Jean-Luc Stark describes an iterative method to calculate the standard
deviation of Gaussian noise that could be very helpful here (Astronomical
Image and Data Analysis, pp 37-38). A simple tool using this method should
be very easy to implement, for automatic calculation of relative weighting
factors.
How many samples of rms do you take on your images?
Just one. (I'm lazy.) Of course, the measuring area needs to be large enough.
>For raw (linear and without any prior processes) digital images taken from
>the same night and under similar conditions, they can be simply added
>together with equal weighting even if they have different exposure times.
>This is the simplest case.
I don't understand this. I assume you're talking of images taken with linear
sensors (CCD). Linear images with different exposure times have
proportionally different signal intensities. Discarding noise, we should
take into account the total amount of signal when we are averaging a set of
images with different exposure times. For example, if I have a linear image
A exposed by a factor 1, and another linear image B exposed by 0.8, the
correct average should be (A+B)/1.8. Furthermore, if exposure time improves
the signal-to-noise ratio, this also should be taken into account. Or am I
completely wrong (I reserve that right :)?
You are not really terribly wrong. Indeed, it is exactly the "different signal
intensities" you just mention taking care of the weighting. The longer
exposure images look brighter. And therefore in a straight add, they
automatically have higher weights. The raw images are already weighted
by the exposure times so there is no need to give additional weights.

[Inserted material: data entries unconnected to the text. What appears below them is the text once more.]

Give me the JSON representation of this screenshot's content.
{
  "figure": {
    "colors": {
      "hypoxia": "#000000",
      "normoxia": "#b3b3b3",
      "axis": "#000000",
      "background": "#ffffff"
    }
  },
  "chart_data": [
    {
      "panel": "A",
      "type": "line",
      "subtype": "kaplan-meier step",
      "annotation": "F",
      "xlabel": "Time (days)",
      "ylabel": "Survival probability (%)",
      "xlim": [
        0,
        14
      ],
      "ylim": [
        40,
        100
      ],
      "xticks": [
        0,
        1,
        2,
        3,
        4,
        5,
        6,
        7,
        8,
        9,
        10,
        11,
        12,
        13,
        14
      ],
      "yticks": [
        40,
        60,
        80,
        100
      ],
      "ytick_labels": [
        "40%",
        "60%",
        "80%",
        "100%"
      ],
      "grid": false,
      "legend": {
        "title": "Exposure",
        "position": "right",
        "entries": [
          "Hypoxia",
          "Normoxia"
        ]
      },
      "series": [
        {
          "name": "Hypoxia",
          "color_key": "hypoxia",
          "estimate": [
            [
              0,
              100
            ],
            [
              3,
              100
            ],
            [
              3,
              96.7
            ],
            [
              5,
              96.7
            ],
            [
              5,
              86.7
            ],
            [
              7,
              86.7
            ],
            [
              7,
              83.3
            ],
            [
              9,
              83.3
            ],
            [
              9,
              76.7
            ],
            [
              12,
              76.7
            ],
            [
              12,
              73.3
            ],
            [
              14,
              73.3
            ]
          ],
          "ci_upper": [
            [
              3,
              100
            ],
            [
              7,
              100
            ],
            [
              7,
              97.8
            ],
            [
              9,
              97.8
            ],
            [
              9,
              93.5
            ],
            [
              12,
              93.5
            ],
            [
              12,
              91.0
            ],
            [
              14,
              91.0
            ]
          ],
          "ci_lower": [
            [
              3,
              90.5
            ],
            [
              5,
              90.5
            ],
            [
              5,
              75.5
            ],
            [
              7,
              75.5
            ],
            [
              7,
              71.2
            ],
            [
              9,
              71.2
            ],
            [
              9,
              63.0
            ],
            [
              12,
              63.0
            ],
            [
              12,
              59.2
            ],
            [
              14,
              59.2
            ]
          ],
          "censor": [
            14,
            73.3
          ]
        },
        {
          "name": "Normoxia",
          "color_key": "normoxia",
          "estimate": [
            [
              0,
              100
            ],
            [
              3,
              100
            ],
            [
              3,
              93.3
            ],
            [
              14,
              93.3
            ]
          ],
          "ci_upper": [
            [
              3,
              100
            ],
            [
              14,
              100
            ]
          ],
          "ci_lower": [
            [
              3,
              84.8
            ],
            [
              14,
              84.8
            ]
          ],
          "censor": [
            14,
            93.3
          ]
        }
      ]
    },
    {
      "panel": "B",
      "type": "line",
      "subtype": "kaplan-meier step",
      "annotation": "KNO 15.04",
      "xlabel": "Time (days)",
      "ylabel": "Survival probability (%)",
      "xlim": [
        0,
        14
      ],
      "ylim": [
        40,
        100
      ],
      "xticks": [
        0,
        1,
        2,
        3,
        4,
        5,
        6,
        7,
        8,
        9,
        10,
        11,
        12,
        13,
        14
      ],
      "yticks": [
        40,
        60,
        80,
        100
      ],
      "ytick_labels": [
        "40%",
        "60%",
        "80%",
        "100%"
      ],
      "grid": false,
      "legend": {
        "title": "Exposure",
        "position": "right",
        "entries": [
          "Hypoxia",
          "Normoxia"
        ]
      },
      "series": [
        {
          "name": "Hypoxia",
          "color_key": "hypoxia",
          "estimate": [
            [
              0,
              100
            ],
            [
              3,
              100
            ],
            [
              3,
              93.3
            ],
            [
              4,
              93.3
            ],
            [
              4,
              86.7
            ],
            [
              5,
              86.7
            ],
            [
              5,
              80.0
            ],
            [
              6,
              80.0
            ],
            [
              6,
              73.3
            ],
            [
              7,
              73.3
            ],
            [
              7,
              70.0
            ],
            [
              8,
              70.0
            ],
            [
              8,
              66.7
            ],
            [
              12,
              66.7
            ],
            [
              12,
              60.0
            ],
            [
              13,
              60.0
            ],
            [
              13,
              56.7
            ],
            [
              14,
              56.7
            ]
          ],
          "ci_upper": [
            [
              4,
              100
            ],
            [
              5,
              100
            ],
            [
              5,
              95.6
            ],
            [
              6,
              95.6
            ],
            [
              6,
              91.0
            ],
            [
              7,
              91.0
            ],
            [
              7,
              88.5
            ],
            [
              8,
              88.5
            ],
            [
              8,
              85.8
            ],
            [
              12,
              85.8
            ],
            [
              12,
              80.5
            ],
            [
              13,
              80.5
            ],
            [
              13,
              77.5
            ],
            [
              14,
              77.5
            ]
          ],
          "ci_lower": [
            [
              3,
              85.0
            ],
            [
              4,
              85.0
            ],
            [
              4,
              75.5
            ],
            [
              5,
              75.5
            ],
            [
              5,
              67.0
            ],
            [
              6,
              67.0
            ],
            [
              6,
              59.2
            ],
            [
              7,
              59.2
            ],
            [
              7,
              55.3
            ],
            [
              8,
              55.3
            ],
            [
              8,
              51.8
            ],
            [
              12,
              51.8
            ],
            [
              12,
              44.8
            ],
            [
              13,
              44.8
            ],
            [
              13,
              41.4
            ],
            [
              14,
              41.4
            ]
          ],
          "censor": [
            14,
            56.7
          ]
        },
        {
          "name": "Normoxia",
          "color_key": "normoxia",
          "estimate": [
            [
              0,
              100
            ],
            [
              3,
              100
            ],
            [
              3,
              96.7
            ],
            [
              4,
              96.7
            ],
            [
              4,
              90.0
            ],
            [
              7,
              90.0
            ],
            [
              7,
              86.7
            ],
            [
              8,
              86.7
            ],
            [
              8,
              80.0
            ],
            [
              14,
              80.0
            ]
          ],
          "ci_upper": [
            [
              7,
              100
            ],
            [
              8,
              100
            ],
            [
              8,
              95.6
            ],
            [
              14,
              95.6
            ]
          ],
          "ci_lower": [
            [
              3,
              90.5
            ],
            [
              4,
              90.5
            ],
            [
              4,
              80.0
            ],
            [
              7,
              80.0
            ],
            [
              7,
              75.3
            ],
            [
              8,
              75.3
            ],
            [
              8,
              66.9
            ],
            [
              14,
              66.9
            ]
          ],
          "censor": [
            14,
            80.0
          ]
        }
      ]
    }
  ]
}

This can be viewed in another way. In the best possible weighting method,
stacking an A min exposure and an B min exposure should give a result
exactly identical to a single (A+B) min exposure. How to achieve this?
Just directly add the raw images together without any weights. The final
result doesn't care if the "integration" is done on the CCD chip or in
softwares. Just collect and add the photons together, and we will
have the best possible S/N.
Even another different way to look at this. Above you mentioned "exposure
time improves S/N." This is true. And in a good linear device, the S/N
improves as the square root of exposure time. (This is the nature of both
photons and dark electrons.) Therefore, if we calibrate the images first
(i.e., bring them to similar brightness) and weight the images with 1/rms^2
as I mentioned earlier, what we really do is weighting the images with
the exposure times. This is identical to directly adding the raw images.
This also shows why error weighted mean will give the best results, although
the idea of error weighted mean isn't really restricted to photons. In general
statistics, a good mean is an error weighted mean. In astronomy, an error
weighted mean is an exposure time weighted mean.
Hope this clears your questions. There are lots of stories to tell about
statistics and imaging. I once tried to write up series of essays
on this for amateur astronomers and I gave up. This is not because the
topic itself is difficult to write, but because my English isn't good enough.
Writing academic papers is already challenging enough. It's too much
for me to write something that is easy to understand for the amateur.